Firm’s £146k fine for safety failures which led to the death of a worker

A family-run business has been given a hefty fine after health and safety failures led to an accident at work in which one of its employees died later in hospital.

James Dunkerley Steels, of Higginshaw, was fined £146,500, after pleading guilty at Tameside Magistrates’ Court for  welfare, health & safety failures of an employee during an unsafe and unplanned lift of steel beams.

The court heard how an investigation had been launched after 35-year-old Wayne Mallinson died during an operation following the accident at the Shaw Road steel works in July, 2015.

Mr Mallinson’s arm was cut deeply while unloading steel beams from the back of a truck on the morning of July 6, 2015. One fell and trapped Mr Mallinson’s arm before colleagues lifted it off. The injury Mr Mallinson sustained did not result in any fractures, but a layer of skin had come off.

Mr Mallinson, from Mirfield, West Yorkshire, was taken to the Royal Oldham Hospital. While there, his work colleagues were at his bedside and expected him to make a full recovery.

When he went for a routine operation in the afternoon, however, he suffered heart problems and died while being anaesthetised.

The incident was passed to the coroner, who opened an inquest.
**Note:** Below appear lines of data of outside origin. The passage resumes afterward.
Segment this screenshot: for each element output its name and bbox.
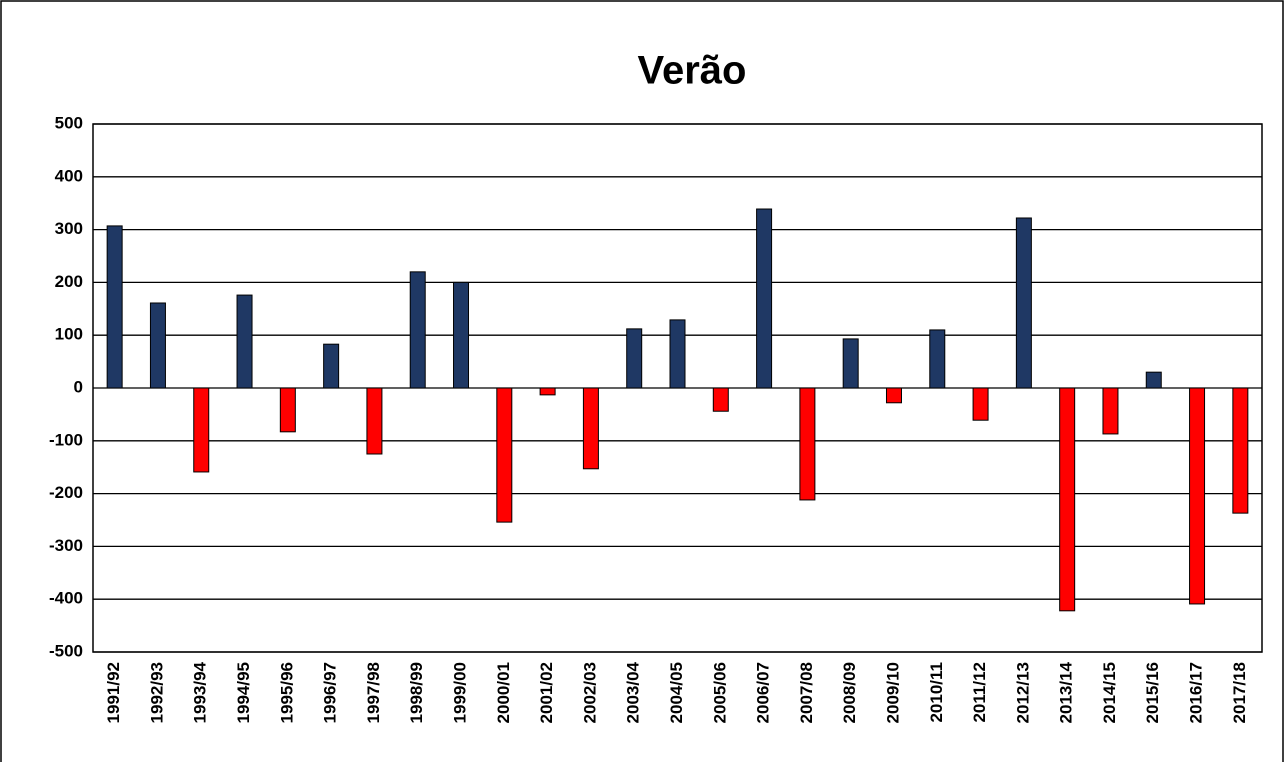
bar — [496, 387, 513, 523]
bar — [1145, 371, 1162, 389]
bar — [712, 387, 729, 412]
x-tick-label: 2011/12 — [970, 662, 989, 723]
x-tick-label: 2000/01 — [494, 662, 513, 723]
bar — [279, 387, 296, 433]
y-tick-label: 0 — [74, 377, 83, 396]
bar — [409, 271, 426, 389]
bar — [799, 387, 816, 501]
x-tick-label: 1996/97 — [321, 662, 340, 723]
x-tick-label: 2016/17 — [1187, 662, 1206, 723]
bar — [582, 387, 599, 470]
x-tick-label: 2017/18 — [1230, 662, 1249, 723]
bar — [626, 328, 643, 389]
y-tick-label: 200 — [55, 272, 83, 291]
x-tick-label: 1999/00 — [451, 662, 470, 723]
bar — [1189, 387, 1206, 605]
x-tick-label: 1995/96 — [277, 662, 296, 723]
x-tick-label: 2004/05 — [667, 662, 686, 723]
bar — [323, 343, 340, 389]
x-tick-label: 2002/03 — [580, 662, 599, 723]
y-tick-label: -300 — [49, 536, 83, 555]
bar — [366, 387, 383, 455]
x-tick-label: 2012/13 — [1013, 662, 1032, 723]
bar — [106, 225, 123, 389]
x-tick-label: 1992/93 — [147, 662, 166, 723]
x-tick-label: 2009/10 — [883, 662, 902, 723]
y-tick-label: -200 — [49, 483, 83, 502]
bar — [1232, 387, 1249, 514]
y-tick-label: -100 — [49, 430, 83, 449]
y-tick-label: 100 — [55, 325, 83, 344]
x-tick-label: 2013/14 — [1057, 661, 1076, 723]
x-tick-label: 2001/02 — [537, 662, 556, 723]
bar — [842, 338, 859, 389]
x-tick-label: 2008/09 — [840, 662, 859, 723]
bar — [669, 319, 686, 389]
x-tick-label: 1993/94 — [191, 661, 210, 723]
bar — [1015, 217, 1032, 389]
x-tick-label: 1994/95 — [234, 662, 253, 723]
bar — [236, 294, 253, 389]
bar — [972, 387, 989, 421]
y-tick-label: -400 — [49, 589, 83, 608]
y-tick-label: 400 — [55, 166, 83, 185]
bar — [539, 387, 556, 396]
bar — [756, 208, 773, 389]
bar — [193, 387, 210, 473]
y-tick-label: -500 — [49, 641, 83, 660]
y-tick-label: 300 — [55, 219, 83, 238]
x-tick-label: 1991/92 — [104, 662, 123, 723]
bar — [885, 387, 902, 404]
x-tick-label: 2010/11 — [927, 662, 946, 723]
x-tick-label: 2014/15 — [1100, 662, 1119, 723]
bar — [149, 302, 166, 389]
bar — [929, 329, 946, 389]
x-tick-label: 2005/06 — [710, 662, 729, 723]
bar — [453, 281, 470, 389]
bar — [1059, 387, 1076, 612]
y-tick-label: 500 — [55, 113, 83, 132]
x-tick-label: 1998/99 — [407, 662, 426, 723]
x-tick-label: 2007/08 — [797, 662, 816, 723]
x-tick-label: 2006/07 — [754, 662, 773, 723]
x-tick-label: 1997/98 — [364, 662, 383, 723]
bar — [1102, 387, 1119, 435]
x-tick-label: 2015/16 — [1143, 662, 1162, 723]
x-tick-label: 2003/04 — [624, 661, 643, 723]
chart-title: Verão — [638, 49, 747, 93]
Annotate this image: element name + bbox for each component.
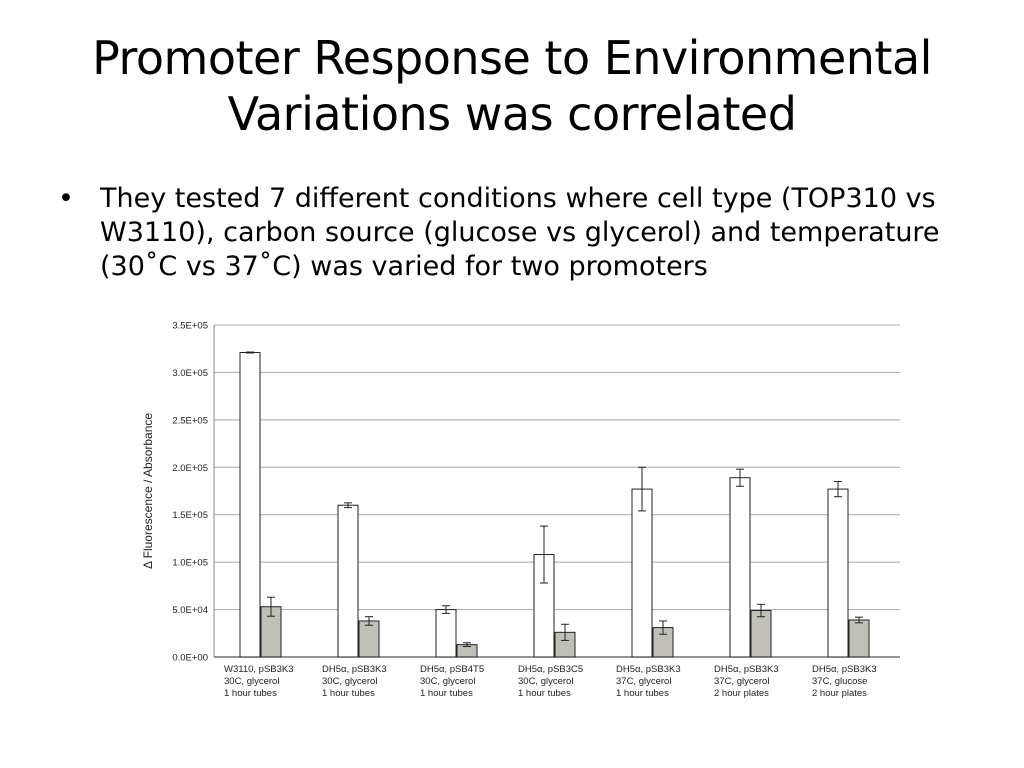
x-tick-label: 37C, glycerol [616, 676, 671, 687]
slide-title-line-2: Variations was correlated [227, 87, 797, 141]
x-tick-label: 30C, glycerol [322, 676, 377, 687]
bar [848, 619, 870, 658]
bullet-dot: • [58, 183, 74, 214]
bar [358, 620, 380, 658]
y-tick-label: 2.0E+05 [172, 463, 208, 474]
bar [435, 609, 457, 658]
x-tick-label: 30C, glycerol [420, 676, 475, 687]
bar [239, 352, 261, 658]
y-axis-label: Δ Fluorescence / Absorbance [141, 413, 155, 569]
x-tick-label: 1 hour tubes [518, 688, 571, 699]
x-tick-label: W3110, pSB3K3 [224, 664, 294, 675]
bar [729, 477, 751, 658]
x-tick-label: 1 hour tubes [420, 688, 473, 699]
x-tick-label: 37C, glucose [812, 676, 867, 687]
y-tick-label: 1.0E+05 [172, 558, 208, 569]
x-tick-label: DH5α, pSB3K3 [616, 664, 681, 675]
bar [337, 504, 359, 658]
x-tick-label: 30C, glycerol [518, 676, 573, 687]
x-tick-label: 37C, glycerol [714, 676, 769, 687]
x-tick-label: 1 hour tubes [322, 688, 375, 699]
bullet-list: • They tested 7 different conditions whe… [58, 182, 978, 284]
bar [631, 488, 653, 658]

It was then passed to Greater Manchester Police’s major incident team and the Health and Safety Executive.

The court heard how the unloading of the steel beams from the flat pack, from Tata Steel, was a three-man operation. Mr Mallinson was working as a slinger/signaller and had been at the company for 14 years after serving in the Army. As it was a three-man operation two other employees ­- James Dunkerley and Simon Bland ­- were also assisting in the unloading.

Mr Bland used a telehandler ­- similar to a forklift ­- to lift the steel beams but both he and Mr Dunkerley were unaware that Mr Mallinson was on the back of the wagon. They presumed he was a safe distance away. Two steel beams fell on Mr Mallinson, who was attaching chain slings to steel bundles ready for unloading.

On September 18, an improvements notice was served by Oldham Council to the company, followed by a visit by the police, the council and the Health and Safety Executive on September 29.

It was also found that Mr Bland had not received formal slinger training. The use of the telehandler was deemed unsuitable for the unloading of the beams.

The company has since spent about £11,000 in order to comply with the improvement notice in order to address their health & safety failures.

There were record of accidents in 2004, 2005 and 2015 but no previous convictions in relation to health and safety matters.

Prosecuting, Ruth Crimmins, said: “This was not properly planned. It is accepted by the police that the injuries were unlikely to have made a significant, direct contribution to Mr Mallinson’s death. Nonetheless, it was related and an investigation took place.

“The company co-operated fully. There were a number of issues. There were risk assessments in place but they were not being followed at the time.

“There were no risk assessments for taking non-routine lifts in place. The employees had not received adequate training. They were simply shown by other employees on site. Since the accident, the company has arranged for staff to attend training courses for unplanned routine lifts which are inherently unsafe.”
Sentencing the company, district judge Nicholas Sandler said he gave full credit to the company for the guilty plea and while he accepted their clean record he said it was an accident waiting to happen, due to the inadequate risk assessments.

As well as a fine of £146,500, James Dunkerley Steels was ordered to pay costs of £11,600 and a victim surcharge of £120.”